Aniversário  No tempo em que festejavam o dia dos meus anos,
Eu era feliz e ninguém estava morto.Na casa antiga,
até eu fazer anos era uma tradição de há séculos,
E a alegria de todos, e a minha, estava certa com uma religião qualquer.

No tempo em que festejavam os meus anos,
Eu tinha a grande saúde de não perceber coisa nenhuma,
De ser inteligente para entre a família,
E de não ter esperanças que os outros tinham por mim.
Quando vim a ter esperanças, já não sabia ter esperanças.
Quando vim a olhar para a vida, perdera o sentido da vida.

Sim, o que fui de suposto a mim-mesmo,
O que fui de coração e parentesco.
O que fui de serões de meia província,
O que fui de amarem-me e eu ser menino,
O que fui – ai, meu Deus!, o que só hoje sei que fui…
A que distância!…
(Nem acho…)
O tempo em que festejavam o dia dos meus anos!

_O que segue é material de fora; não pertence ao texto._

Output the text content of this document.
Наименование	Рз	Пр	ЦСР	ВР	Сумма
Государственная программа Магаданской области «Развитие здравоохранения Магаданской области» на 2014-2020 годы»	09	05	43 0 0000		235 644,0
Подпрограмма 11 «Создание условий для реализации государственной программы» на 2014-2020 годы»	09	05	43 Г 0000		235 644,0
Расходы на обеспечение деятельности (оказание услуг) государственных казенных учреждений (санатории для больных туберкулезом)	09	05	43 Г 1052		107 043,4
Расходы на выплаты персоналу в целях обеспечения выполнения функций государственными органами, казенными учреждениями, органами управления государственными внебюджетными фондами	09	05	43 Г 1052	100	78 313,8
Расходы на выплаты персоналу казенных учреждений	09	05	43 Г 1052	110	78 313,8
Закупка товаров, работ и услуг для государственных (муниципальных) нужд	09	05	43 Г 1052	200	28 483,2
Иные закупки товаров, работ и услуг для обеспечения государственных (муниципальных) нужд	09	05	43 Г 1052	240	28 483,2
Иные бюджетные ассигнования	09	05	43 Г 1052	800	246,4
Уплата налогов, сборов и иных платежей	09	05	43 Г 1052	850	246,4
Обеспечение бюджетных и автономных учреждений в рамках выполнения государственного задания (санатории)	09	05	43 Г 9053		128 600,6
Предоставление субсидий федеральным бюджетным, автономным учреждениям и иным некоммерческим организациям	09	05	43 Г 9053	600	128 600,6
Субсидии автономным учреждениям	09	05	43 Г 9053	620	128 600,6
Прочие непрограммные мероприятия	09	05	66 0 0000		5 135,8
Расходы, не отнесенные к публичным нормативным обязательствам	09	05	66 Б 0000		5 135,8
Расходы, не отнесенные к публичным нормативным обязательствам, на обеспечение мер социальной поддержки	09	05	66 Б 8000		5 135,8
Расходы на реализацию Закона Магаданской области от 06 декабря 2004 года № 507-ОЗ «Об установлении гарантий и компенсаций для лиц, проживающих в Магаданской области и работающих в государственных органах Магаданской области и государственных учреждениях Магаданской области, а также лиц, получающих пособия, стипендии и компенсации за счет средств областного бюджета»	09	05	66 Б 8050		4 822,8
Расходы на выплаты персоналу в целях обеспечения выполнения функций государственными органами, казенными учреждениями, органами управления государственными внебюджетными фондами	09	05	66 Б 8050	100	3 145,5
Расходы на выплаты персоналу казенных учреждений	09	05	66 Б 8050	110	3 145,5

O que sou hoje é como a umidade no corredor do fim da casa,
Pondo grelado nas paredes…
O que sou hoje (e a casa dos que me amaram treme através
das minhas lágrimas),

O que sou hoje é terem vendido a casa,
É terem morrido todos,
É estar eu sobrevivente a mim-mesmo como um fósforo frio…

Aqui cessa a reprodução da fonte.